Prep 1 hr
Cook 40 mins
First made this when I came to NZ, thought the sound of a 'bread and butter' pudding was ridiculous, silly girl!!!
- 1⁄2 cup sultana
- 1⁄2 cup currants
- 1⁄3 cup rum
- 8 tablespoons unsalted butter, softened
- 14 slices white bread
- 5 eggs
- 1⁄4 cup sugar
- 3 1⁄2 cups milk
- 1 teaspoon vanilla
- Soak sultanas and currants in the rum for 1 hour.
- Preheat oven to 180C degrees.
- Fill a roasting pan with enough hot water to come halfway up the side of the 1 quart baking dish you plan to use for the pudding.
- Place it in the oven.
- Butter the baking dish.
- Butter the bread.
- Cut into triangles and arrange in the dish, alternately with the fruit, until all are used.
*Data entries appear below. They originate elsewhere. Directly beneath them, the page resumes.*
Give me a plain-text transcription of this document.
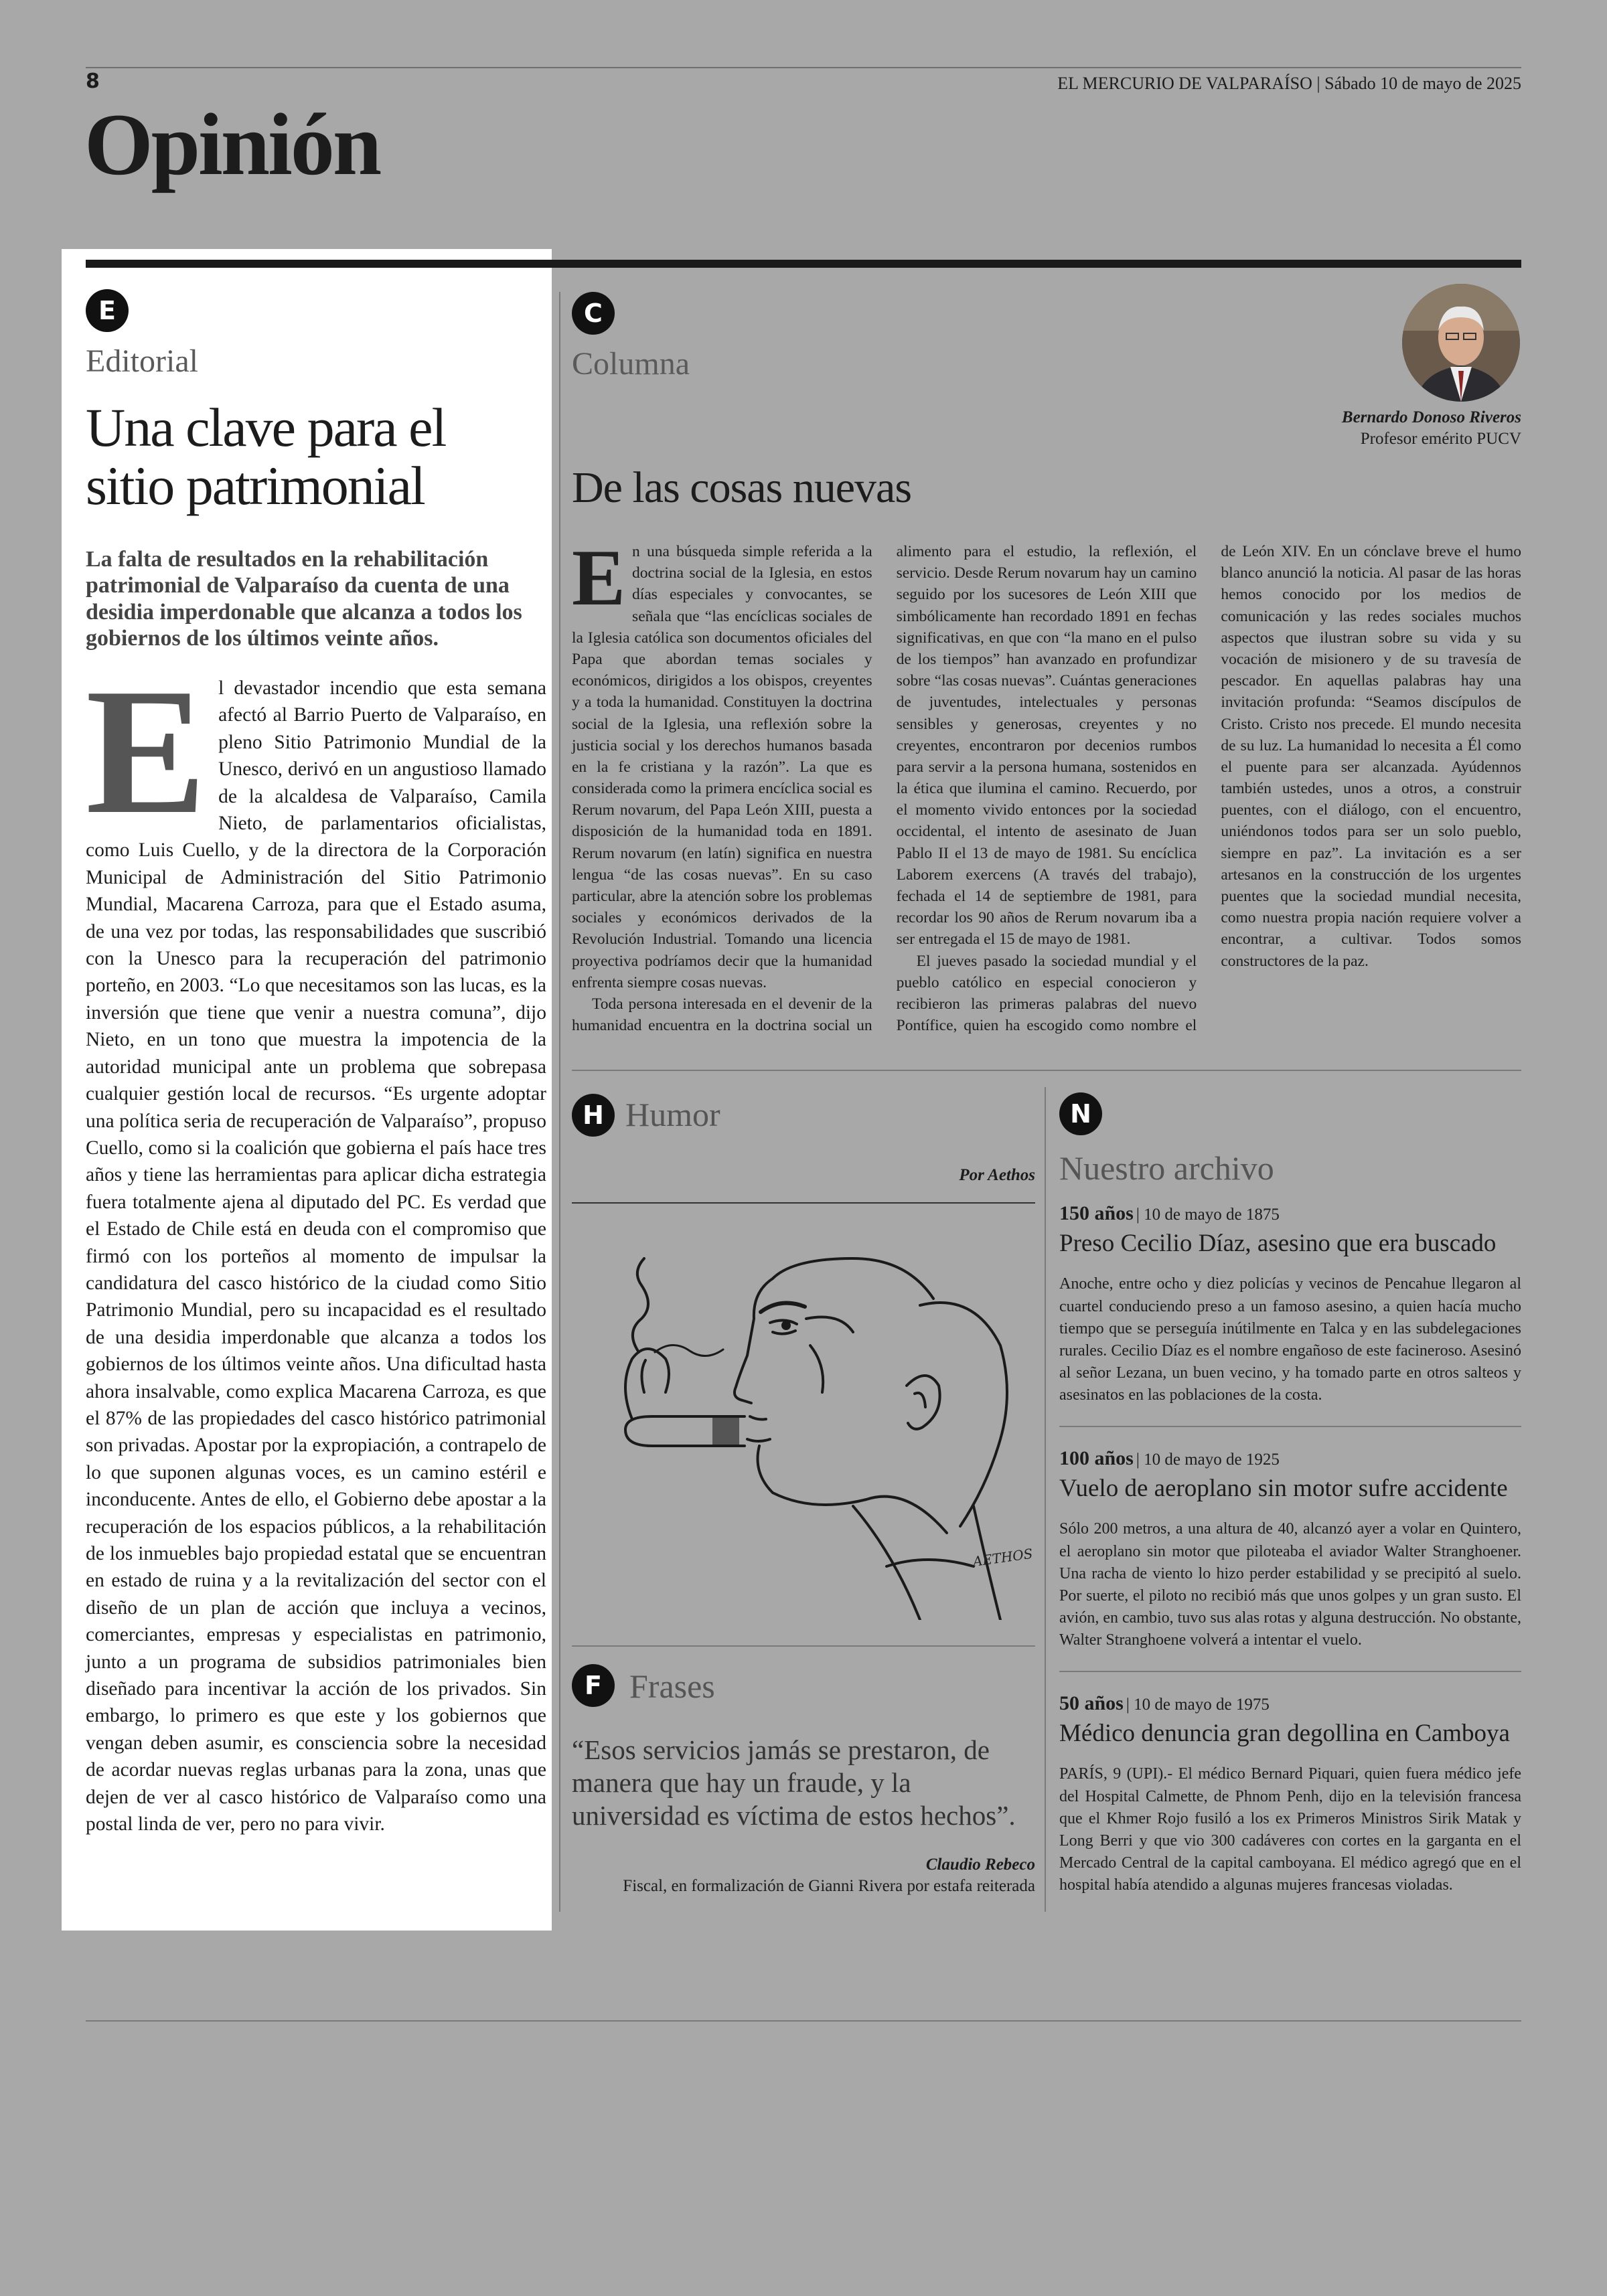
8	EL MERCURIO DE VALPARAÍSO | Sábado 10 de mayo de 2025
Opinión
E
Editorial
Una clave para el sitio patrimonial
La falta de resultados en la rehabilitación patrimonial de Valparaíso da cuenta de una desidia imperdonable que alcanza a todos los gobiernos de los últimos veinte años.
El devastador incendio que esta semana afectó al Barrio Puerto de Valparaíso, en pleno Sitio Patrimonio Mundial de la Unesco, derivó en un angustioso llamado de la alcaldesa de Valparaíso, Camila Nieto, de parlamentarios oficialistas, como Luis Cuello, y de la directora de la Corporación Municipal de Administración del Sitio Patrimonio Mundial, Macarena Carroza, para que el Estado asuma, de una vez por todas, las responsabilidades que suscribió con la Unesco para la recuperación del patrimonio porteño, en 2003. “Lo que necesitamos son las lucas, es la inversión que tiene que venir a nuestra comuna”, dijo Nieto, en un tono que muestra la impotencia de la autoridad municipal ante un problema que sobrepasa cualquier gestión local de recursos. “Es urgente adoptar una política seria de recuperación de Valparaíso”, propuso Cuello, como si la coalición que gobierna el país hace tres años y tiene las herramientas para aplicar dicha estrategia fuera totalmente ajena al diputado del PC. Es verdad que el Estado de Chile está en deuda con el compromiso que firmó con los porteños al momento de impulsar la candidatura del casco histórico de la ciudad como Sitio Patrimonio Mundial, pero su incapacidad es el resultado de una desidia imperdonable que alcanza a todos los gobiernos de los últimos veinte años. Una dificultad hasta ahora insalvable, como explica Macarena Carroza, es que el 87% de las propiedades del casco histórico patrimonial son privadas. Apostar por la expropiación, a contrapelo de lo que suponen algunas voces, es un camino estéril e inconducente. Antes de ello, el Gobierno debe apostar a la recuperación de los espacios públicos, a la rehabilitación de los inmuebles bajo propiedad estatal que se encuentran en estado de ruina y a la revitalización del sector con el diseño de un plan de acción que incluya a vecinos, comerciantes, empresas y especialistas en patrimonio, junto a un programa de subsidios patrimoniales bien diseñado para incentivar la acción de los privados. Sin embargo, lo primero es que este y los gobiernos que vengan deben asumir, es consciencia sobre la necesidad de acordar nuevas reglas urbanas para la zona, unas que dejen de ver al casco histórico de Valparaíso como una postal linda de ver, pero no para vivir.
C
Columna
Bernardo Donoso Riveros
Profesor emérito PUCV
De las cosas nuevas

En una búsqueda simple referida a la doctrina social de la Iglesia, en estos días especiales y convocantes, se señala que “las encíclicas sociales de la Iglesia católica son documentos oficiales del Papa que abordan temas sociales y económicos, dirigidos a los obispos, creyentes y a toda la humanidad. Constituyen la doctrina social de la Iglesia, una reflexión sobre la justicia social y los derechos humanos basada en la fe cristiana y la razón”. La que es considerada como la primera encíclica social es Rerum novarum, del Papa León XIII, puesta a disposición de la humanidad toda en 1891. Rerum novarum (en latín) significa en nuestra lengua “de las cosas nuevas”. En su caso particular, abre la atención sobre los problemas sociales y económicos derivados de la Revolución Industrial. Tomando una licencia proyectiva podríamos decir que la humanidad enfrenta siempre cosas nuevas.

Toda persona interesada en el devenir de la humanidad encuentra en la doctrina social un alimento para el estudio, la reflexión, el servicio. Desde Rerum novarum hay un camino seguido por los sucesores de León XIII que simbólicamente han recordado 1891 en fechas significativas, en que con “la mano en el pulso de los tiempos” han avanzado en profundizar sobre “las cosas nuevas”. Cuántas generaciones de juventudes, intelectuales y personas sensibles y generosas, creyentes y no creyentes, encontraron por decenios rumbos para servir a la persona humana, sostenidos en la ética que ilumina el camino. Recuerdo, por el momento vivido entonces por la sociedad occidental, el intento de asesinato de Juan Pablo II el 13 de mayo de 1981. Su encíclica Laborem exercens (A través del trabajo), fechada el 14 de septiembre de 1981, para recordar los 90 años de Rerum novarum iba a ser entregada el 15 de mayo de 1981.

El jueves pasado la sociedad mundial y el pueblo católico en especial conocieron y recibieron las primeras palabras del nuevo Pontífice, quien ha escogido como nombre el de León XIV. En un cónclave breve el humo blanco anunció la noticia. Al pasar de las horas hemos conocido por los medios de comunicación y las redes sociales muchos aspectos que ilustran sobre su vida y su vocación de misionero y de su travesía de pescador. En aquellas palabras hay una invitación profunda: “Seamos discípulos de Cristo. Cristo nos precede. El mundo necesita de su luz. La humanidad lo necesita a Él como el puente para ser alcanzada. Ayúdennos también ustedes, unos a otros, a construir puentes, con el diálogo, con el encuentro, uniéndonos todos para ser un solo pueblo, siempre en paz”. La invitación es a ser artesanos en la construcción de los urgentes puentes que la sociedad mundial necesita, como nuestra propia nación requiere volver a encontrar, a cultivar. Todos somos constructores de la paz.

H Humor
Por Aethos
AETHOS
F Frases
“Esos servicios jamás se prestaron, de manera que hay un fraude, y la universidad es víctima de estos hechos”.
Claudio Rebeco
Fiscal, en formalización de Gianni Rivera por estafa reiterada
N
Nuestro archivo
150 años | 10 de mayo de 1875
Preso Cecilio Díaz, asesino que era buscado
Anoche, entre ocho y diez policías y vecinos de Pencahue llegaron al cuartel conduciendo preso a un famoso asesino, a quien hacía mucho tiempo que se perseguía inútilmente en Talca y en las subdelegaciones rurales. Cecilio Díaz es el nombre engañoso de este facineroso. Asesinó al señor Lezana, un buen vecino, y ha tomado parte en otros salteos y asesinatos en las poblaciones de la costa.
100 años | 10 de mayo de 1925
Vuelo de aeroplano sin motor sufre accidente
Sólo 200 metros, a una altura de 40, alcanzó ayer a volar en Quintero, el aeroplano sin motor que piloteaba el aviador Walter Stranghoener. Una racha de viento lo hizo perder estabilidad y se precipitó al suelo. Por suerte, el piloto no recibió más que unos golpes y un gran susto. El avión, en cambio, tuvo sus alas rotas y alguna destrucción. No obstante, Walter Stranghoene volverá a intentar el vuelo.
50 años | 10 de mayo de 1975
Médico denuncia gran degollina en Camboya
PARÍS, 9 (UPI).- El médico Bernard Piquari, quien fuera médico jefe del Hospital Calmette, de Phnom Penh, dijo en la televisión francesa que el Khmer Rojo fusiló a los ex Primeros Ministros Sirik Matak y Long Berri y que vio 300 cadáveres con cortes en la garganta en el Mercado Central de la capital camboyana. El médico agregó que en el hospital había atendido a algunas mujeres francesas violadas.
- In a bowl, whisk together the eggs and sugar until pale.
- Heat the milk to boiling point and whisk into the egg mixture.
- Add any remaining rum and the vanilla.
- Pour over the bread and let stand for 10 minutes to allow it to soak up the egg custard.
- Place the dish in the roasting pan in the oven and cook for 40-45 minutes, or until the custard is just set.
- If the top browns too quickly, place tin foil over it to prevent burning.
- Serve warm with ice cream or cream.